- Workers showed understanding in their demands
The commitment of the Buhari administration to the welfare of workers in Nigeria is evident in several Federal Government policies including the legislation of the minimum wage, tax exemption for minimum wage earners and the preservation of public service jobs in spite of two recessions, among others.
Making this statement earlier today at the opening session of the 2021 National Labour Advisory Council, President Muhammadu Buhari, represented by Vice President Yemi Osinbajo, SAN, also commended workers and other social partners for their cooperation and understanding in the resolution of issues in the industry, saying “workers also showed understanding in their demands.”
According to the President, “our government has always been and we remain resolutely committed to the welfare of workers. Indeed, one of our first actions in office was the massive bailout to States, the majority of which, were owing workers’ salaries in many cases for between 6 and 12 months.
“As Federal Government, we ensured that despite two recessions in six years, and severely dwindled national resources, no jobs were lost for this reason.
“Indeed, we not only implemented a new national minimum wage but we also last year, put forward legislation that ensured that minimum wage earners would pay no income tax.
“We established the largest Social Investment Programme in Sub-Saharan Africa and we have since expanded many of its component programmes including the Conditional Cash Transfers for the poor from 2.6 million households (13 million persons) to 7.2 million households (about 30 million persons) and COVID-19 Rapid Response for the Urban Poor which now has 4 million households (20 million persons).”
Speaking about Nigeria’s ratification of the International Labour Organisation (ILO), the President noted that “Nigeria has ratified this convention and is today practising its provisions.

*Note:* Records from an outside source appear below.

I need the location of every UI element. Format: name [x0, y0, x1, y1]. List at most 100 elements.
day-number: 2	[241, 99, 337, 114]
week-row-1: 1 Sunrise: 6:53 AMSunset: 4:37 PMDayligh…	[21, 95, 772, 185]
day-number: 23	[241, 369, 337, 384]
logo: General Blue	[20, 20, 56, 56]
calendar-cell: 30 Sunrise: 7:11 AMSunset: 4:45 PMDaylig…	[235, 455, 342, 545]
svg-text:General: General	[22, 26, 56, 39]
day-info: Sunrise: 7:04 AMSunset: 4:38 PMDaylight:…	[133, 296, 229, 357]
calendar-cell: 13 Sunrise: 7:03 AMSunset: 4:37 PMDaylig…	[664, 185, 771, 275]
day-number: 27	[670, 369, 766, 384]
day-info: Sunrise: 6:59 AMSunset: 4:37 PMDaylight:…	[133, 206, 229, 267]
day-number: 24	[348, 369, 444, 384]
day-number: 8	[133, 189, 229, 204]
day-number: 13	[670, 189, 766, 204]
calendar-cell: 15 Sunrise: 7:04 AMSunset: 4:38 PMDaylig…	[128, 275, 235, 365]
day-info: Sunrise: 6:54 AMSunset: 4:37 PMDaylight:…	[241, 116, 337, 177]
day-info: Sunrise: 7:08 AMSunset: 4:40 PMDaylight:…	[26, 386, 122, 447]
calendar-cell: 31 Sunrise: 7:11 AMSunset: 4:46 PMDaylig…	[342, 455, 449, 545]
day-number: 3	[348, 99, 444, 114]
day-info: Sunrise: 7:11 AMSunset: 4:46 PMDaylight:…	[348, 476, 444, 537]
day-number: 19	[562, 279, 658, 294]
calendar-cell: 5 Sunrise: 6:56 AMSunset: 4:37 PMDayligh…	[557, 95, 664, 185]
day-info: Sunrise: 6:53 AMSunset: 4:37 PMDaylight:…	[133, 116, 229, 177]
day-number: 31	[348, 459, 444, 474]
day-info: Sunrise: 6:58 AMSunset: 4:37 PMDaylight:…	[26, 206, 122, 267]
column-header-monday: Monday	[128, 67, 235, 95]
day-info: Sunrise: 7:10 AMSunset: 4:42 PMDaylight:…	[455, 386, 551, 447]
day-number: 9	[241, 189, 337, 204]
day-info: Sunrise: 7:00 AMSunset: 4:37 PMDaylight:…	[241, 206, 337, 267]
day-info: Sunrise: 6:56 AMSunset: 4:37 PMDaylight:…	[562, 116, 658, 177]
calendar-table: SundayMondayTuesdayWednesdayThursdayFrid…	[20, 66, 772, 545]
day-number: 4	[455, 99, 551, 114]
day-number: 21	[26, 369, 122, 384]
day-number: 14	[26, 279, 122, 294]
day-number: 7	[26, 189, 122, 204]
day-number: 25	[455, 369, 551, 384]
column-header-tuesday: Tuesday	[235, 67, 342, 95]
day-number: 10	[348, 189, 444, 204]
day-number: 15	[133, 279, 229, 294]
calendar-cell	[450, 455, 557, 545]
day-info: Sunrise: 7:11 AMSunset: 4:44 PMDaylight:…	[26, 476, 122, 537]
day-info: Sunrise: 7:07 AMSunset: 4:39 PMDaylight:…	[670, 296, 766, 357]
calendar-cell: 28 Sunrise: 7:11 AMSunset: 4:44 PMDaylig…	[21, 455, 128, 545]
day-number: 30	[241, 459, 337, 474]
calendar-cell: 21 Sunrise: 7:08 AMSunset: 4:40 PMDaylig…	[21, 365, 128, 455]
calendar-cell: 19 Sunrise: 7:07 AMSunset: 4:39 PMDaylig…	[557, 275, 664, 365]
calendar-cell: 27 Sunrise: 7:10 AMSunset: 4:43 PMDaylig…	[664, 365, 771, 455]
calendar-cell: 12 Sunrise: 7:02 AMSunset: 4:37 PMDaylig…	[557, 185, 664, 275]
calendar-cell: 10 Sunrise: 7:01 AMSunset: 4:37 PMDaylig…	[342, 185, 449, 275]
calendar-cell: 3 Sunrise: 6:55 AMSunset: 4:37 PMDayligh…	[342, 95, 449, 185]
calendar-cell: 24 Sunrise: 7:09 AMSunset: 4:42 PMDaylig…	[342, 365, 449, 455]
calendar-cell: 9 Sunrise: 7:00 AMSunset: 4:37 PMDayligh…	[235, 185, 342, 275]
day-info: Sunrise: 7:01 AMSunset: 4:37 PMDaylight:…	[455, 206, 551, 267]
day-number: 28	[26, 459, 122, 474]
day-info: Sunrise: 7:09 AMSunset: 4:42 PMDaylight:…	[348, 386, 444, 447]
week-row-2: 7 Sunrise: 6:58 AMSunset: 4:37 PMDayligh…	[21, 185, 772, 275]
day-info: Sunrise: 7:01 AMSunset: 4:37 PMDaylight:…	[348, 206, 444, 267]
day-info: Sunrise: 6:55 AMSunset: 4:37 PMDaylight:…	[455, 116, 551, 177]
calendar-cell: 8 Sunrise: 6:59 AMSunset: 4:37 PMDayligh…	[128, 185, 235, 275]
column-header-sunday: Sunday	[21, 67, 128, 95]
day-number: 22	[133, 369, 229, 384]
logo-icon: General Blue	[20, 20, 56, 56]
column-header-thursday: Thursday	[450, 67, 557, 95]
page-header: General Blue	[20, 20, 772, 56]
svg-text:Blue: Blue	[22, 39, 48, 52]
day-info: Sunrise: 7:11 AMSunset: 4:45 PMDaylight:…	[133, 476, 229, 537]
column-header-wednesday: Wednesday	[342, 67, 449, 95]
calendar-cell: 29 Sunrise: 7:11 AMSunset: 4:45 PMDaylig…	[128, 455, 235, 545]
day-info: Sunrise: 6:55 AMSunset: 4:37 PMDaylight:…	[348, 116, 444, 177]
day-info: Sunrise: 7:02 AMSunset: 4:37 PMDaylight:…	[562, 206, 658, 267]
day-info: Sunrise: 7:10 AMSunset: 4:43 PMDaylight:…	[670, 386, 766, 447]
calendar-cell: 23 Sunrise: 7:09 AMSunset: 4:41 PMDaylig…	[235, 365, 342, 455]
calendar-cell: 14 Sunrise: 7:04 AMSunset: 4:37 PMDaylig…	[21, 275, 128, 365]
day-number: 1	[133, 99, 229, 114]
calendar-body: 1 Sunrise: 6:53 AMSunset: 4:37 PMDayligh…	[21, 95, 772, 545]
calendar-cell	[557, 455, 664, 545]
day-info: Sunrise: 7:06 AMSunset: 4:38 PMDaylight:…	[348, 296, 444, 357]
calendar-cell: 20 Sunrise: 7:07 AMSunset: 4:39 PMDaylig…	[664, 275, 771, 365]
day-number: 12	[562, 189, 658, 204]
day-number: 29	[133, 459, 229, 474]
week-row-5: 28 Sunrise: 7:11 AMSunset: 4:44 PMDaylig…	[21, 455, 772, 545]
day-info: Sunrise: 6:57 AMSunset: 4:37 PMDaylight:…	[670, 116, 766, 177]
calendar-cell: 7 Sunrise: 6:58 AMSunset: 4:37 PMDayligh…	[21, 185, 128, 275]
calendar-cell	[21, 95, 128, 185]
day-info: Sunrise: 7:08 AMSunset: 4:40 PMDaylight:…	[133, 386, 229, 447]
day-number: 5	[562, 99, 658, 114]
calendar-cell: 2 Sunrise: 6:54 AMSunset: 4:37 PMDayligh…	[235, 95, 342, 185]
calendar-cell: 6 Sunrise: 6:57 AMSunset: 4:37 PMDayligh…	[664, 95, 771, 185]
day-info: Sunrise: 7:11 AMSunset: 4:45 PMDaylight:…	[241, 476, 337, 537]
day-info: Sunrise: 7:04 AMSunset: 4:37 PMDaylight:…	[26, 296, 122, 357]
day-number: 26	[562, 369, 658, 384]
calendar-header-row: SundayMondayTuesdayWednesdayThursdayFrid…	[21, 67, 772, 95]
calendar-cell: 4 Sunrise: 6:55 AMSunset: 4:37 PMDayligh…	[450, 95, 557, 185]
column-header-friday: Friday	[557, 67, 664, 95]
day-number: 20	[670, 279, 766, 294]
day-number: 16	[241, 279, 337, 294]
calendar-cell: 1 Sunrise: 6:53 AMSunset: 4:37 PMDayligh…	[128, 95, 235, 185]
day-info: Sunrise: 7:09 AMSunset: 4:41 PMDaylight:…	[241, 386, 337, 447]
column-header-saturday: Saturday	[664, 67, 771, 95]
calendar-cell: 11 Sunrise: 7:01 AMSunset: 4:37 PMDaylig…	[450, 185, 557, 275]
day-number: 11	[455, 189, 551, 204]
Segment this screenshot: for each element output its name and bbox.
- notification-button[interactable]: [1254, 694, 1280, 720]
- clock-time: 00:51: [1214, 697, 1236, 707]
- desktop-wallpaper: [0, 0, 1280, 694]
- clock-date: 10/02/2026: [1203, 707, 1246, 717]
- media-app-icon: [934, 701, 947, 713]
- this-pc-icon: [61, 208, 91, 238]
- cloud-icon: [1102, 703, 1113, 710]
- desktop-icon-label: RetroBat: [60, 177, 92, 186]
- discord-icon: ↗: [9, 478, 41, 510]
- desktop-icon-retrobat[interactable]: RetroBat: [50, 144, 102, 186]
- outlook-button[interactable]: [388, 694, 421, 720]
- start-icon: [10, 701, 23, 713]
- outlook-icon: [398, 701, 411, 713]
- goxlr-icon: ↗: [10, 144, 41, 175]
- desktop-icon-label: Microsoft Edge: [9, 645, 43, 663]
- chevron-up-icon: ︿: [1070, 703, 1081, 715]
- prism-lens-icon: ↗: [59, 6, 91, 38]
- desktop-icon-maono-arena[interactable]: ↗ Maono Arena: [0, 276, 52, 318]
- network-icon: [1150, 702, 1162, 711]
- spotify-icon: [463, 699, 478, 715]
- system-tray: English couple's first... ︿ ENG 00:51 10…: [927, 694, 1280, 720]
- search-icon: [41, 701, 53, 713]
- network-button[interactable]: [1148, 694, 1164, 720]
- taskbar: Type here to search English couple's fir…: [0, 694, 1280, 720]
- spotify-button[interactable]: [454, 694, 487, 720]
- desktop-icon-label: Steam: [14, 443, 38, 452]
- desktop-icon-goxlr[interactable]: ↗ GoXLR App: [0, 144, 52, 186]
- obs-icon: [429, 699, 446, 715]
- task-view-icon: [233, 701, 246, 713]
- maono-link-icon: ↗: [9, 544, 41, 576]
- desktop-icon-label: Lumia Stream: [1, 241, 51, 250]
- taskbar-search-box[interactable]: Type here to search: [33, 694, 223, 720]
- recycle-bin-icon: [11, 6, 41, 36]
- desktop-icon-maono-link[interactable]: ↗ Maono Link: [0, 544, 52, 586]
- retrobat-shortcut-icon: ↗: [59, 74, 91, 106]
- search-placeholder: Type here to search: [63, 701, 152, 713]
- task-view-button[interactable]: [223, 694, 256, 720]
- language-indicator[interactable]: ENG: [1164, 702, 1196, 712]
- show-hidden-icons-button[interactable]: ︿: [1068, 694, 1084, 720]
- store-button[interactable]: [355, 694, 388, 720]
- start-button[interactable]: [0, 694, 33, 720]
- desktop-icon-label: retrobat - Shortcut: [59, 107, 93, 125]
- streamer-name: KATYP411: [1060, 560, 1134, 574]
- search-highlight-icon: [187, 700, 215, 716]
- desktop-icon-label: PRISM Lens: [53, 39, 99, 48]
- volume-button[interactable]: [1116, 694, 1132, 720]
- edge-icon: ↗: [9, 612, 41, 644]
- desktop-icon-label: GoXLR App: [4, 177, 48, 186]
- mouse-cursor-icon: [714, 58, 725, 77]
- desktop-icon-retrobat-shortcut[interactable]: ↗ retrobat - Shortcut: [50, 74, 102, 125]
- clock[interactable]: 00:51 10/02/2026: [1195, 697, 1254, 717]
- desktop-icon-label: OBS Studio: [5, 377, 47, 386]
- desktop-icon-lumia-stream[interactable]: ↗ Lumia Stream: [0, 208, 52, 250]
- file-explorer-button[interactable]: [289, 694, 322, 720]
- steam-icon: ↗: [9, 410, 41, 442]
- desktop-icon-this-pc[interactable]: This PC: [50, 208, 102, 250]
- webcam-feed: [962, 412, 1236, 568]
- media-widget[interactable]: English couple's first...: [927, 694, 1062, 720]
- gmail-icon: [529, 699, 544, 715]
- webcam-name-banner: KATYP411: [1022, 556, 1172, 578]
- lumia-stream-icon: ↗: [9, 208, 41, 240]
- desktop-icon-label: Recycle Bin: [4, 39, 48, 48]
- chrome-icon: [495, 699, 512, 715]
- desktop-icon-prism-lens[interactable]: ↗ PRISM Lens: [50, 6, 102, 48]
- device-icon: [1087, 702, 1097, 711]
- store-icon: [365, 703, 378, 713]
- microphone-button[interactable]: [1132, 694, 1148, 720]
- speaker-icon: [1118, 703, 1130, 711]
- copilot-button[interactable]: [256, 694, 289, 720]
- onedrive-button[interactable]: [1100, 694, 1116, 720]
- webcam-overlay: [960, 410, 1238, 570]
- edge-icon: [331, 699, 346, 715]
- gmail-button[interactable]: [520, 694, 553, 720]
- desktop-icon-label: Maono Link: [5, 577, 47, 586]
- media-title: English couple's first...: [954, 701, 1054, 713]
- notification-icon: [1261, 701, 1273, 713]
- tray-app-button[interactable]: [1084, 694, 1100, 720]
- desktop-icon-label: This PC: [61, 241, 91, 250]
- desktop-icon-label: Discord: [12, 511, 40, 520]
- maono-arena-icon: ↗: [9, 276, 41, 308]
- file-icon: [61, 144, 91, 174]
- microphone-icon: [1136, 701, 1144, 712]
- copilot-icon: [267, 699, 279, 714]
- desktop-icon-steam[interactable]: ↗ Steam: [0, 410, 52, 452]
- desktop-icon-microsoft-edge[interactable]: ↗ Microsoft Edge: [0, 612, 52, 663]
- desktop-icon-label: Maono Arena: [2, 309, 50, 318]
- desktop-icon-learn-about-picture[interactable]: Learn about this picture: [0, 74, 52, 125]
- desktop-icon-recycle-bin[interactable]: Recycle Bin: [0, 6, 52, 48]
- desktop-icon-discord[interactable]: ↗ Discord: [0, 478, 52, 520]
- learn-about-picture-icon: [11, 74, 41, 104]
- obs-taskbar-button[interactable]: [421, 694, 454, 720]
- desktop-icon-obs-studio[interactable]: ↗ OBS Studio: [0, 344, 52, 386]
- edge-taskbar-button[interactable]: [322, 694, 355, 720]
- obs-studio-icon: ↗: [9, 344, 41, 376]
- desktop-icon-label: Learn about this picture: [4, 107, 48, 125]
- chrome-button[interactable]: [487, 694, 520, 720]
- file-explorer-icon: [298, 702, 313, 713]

So, we can without equivocation, assert that Nigeria supports tripartism in labour relations as a fundamental pillar of good governance.”
Said the President: “The ILO Convention promotes the application of a founding principle of the ILO which established the bringing together of governments, employers and workers through tripartite social dialogue to develop, implement and promote international labour standards governing all aspects of the world of work.
“We will continue to consider the four pillars of the ILO policy framework to tackle the COVID-19 crisis in our journey to build back better, that which was destroyed by the pandemic.
“Through the Federal Ministry of Industry, Trade and Investment, there is the Entrepreneur Support Programme which includes vulnerable workers amongst the urban poor…”
The President also listed the following: the Artisan Support Fund; Payroll Support Fund for small scale businesses; Business Formalisation aimed at encouraging Micro, Small and Medium Enterprises (MSMEs) by offering free registration for upcoming businesses by the Corporate Affairs Commission (CAC); Guaranteed Off-take Stimulus Scheme for Small Medium Enterprises (SMEs); the National Youth Investment Fund (NYIF) for young entrepreneurs of N75 billion for 3 years, all aimed at supporting the labour force.
According to him, “We also intend to expand the N-Power programme from the present 500,000 to 1 million persons; and the Central Bank of Nigeria has activated its programmes in Agriculture and Manufacturing.”
The President then urged participants at the meeting to take the opportunity of the gathering to “consider the implications of the rapid and fundamental changes to the world of work occasioned first by technology – the disruptive innovation and lately by the COVID-19 induced changes to the way we work.”
Present at the opening session of the Council include the Minister of Labour and Employment, Dr Chris Ngige; Minister of State for Labour and Employment, Mr Festus Keyamo, SAN; the Deputy Governor of Imo State, Prof. Placid Njoku; President of the Nigerian Labour Congress, Comrade Ayuba Wabba, among others.